Thank for your reply !
The memory of GPU is not full. My implement use the same of the Gb of sequential models.

albanD · March 29, 2018, 9:28am

My point above is that even if there is some memory left, the processor is already being used fully, so you cannot do more computation: you can’t run more things at the same time.

dat_pham_thanh · March 29, 2018, 9:55am

Thank you so much!
but I still have a quuestion.
Is there any method (or function) to see the number of processor on GPU which is running?
I will run with smaller models and make a feedback later.

albanD · March 29, 2018, 10:52am

Not sure if such method exists, you can check online the number of cuda cores your GPU has.

dat_pham_thanh · March 29, 2018, 12:39pm

I checked with smaller model and the processor is not full.

The time for parallel model is still longer than sequential model.
Below is my function using thread on single GPU.
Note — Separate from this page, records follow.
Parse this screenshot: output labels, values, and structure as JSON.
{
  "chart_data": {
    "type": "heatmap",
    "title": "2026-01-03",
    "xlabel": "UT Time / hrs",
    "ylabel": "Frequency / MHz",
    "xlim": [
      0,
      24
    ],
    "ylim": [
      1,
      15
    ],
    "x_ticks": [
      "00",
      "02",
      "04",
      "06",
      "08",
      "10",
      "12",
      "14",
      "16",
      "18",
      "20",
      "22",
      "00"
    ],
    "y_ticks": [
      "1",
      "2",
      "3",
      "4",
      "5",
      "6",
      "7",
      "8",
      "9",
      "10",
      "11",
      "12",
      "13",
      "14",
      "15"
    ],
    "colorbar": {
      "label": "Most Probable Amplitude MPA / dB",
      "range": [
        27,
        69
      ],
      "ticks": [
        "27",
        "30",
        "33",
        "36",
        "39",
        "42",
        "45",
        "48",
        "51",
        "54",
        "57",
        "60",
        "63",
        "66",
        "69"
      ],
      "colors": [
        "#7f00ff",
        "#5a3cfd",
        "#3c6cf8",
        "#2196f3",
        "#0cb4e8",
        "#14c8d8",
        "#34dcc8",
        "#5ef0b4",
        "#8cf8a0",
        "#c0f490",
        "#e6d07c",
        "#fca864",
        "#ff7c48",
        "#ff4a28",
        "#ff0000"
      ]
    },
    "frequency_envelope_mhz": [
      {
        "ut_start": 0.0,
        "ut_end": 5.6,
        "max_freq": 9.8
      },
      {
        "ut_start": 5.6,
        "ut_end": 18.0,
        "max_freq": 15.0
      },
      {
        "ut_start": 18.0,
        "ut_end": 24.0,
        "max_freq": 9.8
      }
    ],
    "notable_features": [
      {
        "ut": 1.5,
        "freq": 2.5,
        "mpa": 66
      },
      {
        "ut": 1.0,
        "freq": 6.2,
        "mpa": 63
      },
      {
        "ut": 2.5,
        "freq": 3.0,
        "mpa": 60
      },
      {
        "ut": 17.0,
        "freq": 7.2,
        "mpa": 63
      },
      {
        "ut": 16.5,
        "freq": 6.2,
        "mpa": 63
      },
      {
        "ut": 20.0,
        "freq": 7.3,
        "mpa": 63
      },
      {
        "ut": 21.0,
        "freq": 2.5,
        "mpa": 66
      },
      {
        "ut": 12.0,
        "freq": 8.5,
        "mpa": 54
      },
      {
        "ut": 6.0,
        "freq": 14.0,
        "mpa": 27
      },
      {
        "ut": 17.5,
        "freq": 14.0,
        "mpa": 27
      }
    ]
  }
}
def parallel_apply(modules, inputs, kwargs_tup=None, devices=None):

assert len(modules) == len(inputs)
if kwargs_tup is not None:
    assert len(modules) == len(kwargs_tup)
else:
    kwargs_tup = ({},) * len(modules)
if devices is not None:
    assert len(modules) == len(devices)
else:
    devices = [None] * len(modules)

lock = threading.Lock()
results = {}


def _worker(i, module, input, kwargs, lock, device=None):

    if device is None:
        device = get_a_var(input).get_device()
    try:
        with torch.cuda.device(device):
            output = module.cuda(device)(*input,**kwargs);
        with lock:
            results[i] = output
    except Exception as e:
        with lock:
            results[i] = e

if len(modules) > 1:
    threads = [threading.Thread(target=_worker,
                               args=(i, module, input, kwargs, lock, device),)
               for i, (module, input, kwargs, device) in
               enumerate(zip(modules, inputs, kwargs_tup, devices))]

    for thread in threads:
        thread.start()
    for thread in threads:
        thread.join()
else:
    _worker(0, modules[0], inputs[0], kwargs_tup[0], devices[0])

outputs = []
for i in range(len(inputs)):
    output = results[i]
    if isinstance(output, Exception):
        raise output
    outputs.append(output)
return outputs